Registrato presso: Homeward Laboratories, Bavaggi (GE)
Mix e master di: Mattia Cominotto presso Greenfog Studio (GE) e di Matteo Zangrandi presso Homeward Laboratories, Bavaggi (GE)
Registrato da: Schiamazzi (voce, chitarra, basso), Matteo Zangrandi (chitarra, tastiere, basso), Francesca Benitez (voce), Federico Secci (voce), Gregory Ezechieli (sassofono), Simone Cattedra (tromba), Federico Venini (percussioni), Francesco De Fino (chitarra)

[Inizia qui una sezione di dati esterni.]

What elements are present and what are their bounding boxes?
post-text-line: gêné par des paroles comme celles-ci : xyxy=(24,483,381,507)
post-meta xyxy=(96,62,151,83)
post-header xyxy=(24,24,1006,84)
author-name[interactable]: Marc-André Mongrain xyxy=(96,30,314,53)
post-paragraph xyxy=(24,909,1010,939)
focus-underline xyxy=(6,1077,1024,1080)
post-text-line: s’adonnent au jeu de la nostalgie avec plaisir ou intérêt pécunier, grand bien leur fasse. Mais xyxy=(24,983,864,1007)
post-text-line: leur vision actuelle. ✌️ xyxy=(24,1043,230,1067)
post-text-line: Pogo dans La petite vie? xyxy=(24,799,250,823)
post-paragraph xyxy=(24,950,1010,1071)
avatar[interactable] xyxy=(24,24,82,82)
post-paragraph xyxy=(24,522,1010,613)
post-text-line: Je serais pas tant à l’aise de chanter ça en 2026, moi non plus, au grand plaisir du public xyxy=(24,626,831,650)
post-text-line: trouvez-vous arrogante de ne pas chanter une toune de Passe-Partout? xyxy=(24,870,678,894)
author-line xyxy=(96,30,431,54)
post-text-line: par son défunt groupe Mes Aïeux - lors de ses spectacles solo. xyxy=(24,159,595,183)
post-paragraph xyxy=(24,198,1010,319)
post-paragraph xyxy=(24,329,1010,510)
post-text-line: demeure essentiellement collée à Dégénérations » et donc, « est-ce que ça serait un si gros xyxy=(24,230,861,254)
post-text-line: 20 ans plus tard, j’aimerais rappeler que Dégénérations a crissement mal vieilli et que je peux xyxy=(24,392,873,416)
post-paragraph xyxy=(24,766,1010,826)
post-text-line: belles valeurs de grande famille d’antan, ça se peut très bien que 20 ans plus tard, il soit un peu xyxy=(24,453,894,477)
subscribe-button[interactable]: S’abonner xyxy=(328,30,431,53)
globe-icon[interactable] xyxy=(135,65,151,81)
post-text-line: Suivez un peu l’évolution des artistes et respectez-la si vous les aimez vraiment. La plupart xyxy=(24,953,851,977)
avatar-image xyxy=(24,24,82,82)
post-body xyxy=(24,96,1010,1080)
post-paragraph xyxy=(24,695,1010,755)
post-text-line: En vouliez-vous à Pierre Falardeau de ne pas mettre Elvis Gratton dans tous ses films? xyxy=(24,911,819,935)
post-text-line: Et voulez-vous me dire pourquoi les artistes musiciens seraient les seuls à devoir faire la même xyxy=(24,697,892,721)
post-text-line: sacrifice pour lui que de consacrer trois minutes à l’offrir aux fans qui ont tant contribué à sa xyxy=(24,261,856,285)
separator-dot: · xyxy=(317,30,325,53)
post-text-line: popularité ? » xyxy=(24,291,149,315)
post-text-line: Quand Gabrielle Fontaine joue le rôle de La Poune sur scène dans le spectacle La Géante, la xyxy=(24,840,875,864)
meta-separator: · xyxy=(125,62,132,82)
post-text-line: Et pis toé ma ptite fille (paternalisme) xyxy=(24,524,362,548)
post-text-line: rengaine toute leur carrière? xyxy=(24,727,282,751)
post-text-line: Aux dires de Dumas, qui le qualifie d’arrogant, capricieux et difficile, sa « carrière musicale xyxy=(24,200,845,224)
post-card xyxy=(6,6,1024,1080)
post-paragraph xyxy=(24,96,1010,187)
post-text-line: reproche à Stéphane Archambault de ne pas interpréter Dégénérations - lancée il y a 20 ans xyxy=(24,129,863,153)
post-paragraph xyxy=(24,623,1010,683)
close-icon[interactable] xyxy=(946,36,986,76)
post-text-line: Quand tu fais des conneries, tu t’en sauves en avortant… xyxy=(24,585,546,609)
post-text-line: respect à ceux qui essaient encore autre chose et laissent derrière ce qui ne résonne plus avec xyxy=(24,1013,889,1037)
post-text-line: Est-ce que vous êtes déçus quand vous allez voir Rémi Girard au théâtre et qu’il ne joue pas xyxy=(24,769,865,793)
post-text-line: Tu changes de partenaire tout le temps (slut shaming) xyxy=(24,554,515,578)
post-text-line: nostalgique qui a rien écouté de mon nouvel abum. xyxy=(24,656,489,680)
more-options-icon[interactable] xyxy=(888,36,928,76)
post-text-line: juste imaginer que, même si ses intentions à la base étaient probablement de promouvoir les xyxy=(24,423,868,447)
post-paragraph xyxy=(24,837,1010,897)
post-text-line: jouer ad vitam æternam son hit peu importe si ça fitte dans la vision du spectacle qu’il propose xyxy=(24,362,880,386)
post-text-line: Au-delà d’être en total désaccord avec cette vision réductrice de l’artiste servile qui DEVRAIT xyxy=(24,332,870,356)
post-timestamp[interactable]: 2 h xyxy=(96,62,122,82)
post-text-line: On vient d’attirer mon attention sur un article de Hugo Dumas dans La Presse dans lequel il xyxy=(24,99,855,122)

Prodotto da: Matteo Zangrandi
Composto da: Schiamazzi, Matteo Zangrandi


BIOGRAFIA

Schiamazzi è un cantautore genovese ma anche un medico psichiatra e, forse, è questo che lo ha spinto a fare musica. Tra la fine del 2019 e l’inizio del 2020 pubblica due delle canzoni scritte nel corso dei primi anni di lavoro in ospedale, seguite dal videoclip del singolo “Félicette”. Nelle sue canzoni le sonorità acustiche e i testi prettamente cantautorali si contaminano a seconda delle collaborazioni che gravitano attorno allo studio Homeward Laboratories, prima tra tutte quella con la cantate lirica Francesca Benitez. La chitarra classica portante spesso si accompagna alle percussioni e ad una sezione fiati malinconica. Nei suoi pezzi parla delle persone che incontra e delle storie che gli vengono raccontate, ma anche di sé, della sua famiglia e delle persone che ama, in un continuum che si mescola e si confonde. Il tutto protetto da una maschera, con tanto di piume annesse. Infondo sono solo schiamazzi. La scelta dell’anonimato e la maschera che indossa separano il medico dal cantautore ma soprattutto lo traghettano tra le sue identità, uno switch che gli permette di avere maggiore libertà espressiva e dare spazio a tutte le parti di sé, eliminando i limiti imposti e aprendo nuove prospettive. I versi delle canzoni si inseguono come fotografie che non hanno bisogno di verbi. La luce è quella artificiale dei lampioni, quella delle lampade che oscillano sospese sui vicoli di Genova. Le facce non sono perfette, i lineamenti a volte fanno paura. Il suo modo di trattare il disagio psichico è lontano dai freak shows e dalla spettacolarizzazione che spesso l’arte riserva a questo tema, è asciutto e realistico, presentandolo come qualcosa di incredibilmente quotidiano e comune. Nelle storie di Schiamazzi i riferimenti temporali si perdono, come in quei sogni che non sapresti dire se siano durati 5 minuti o tutta la notte.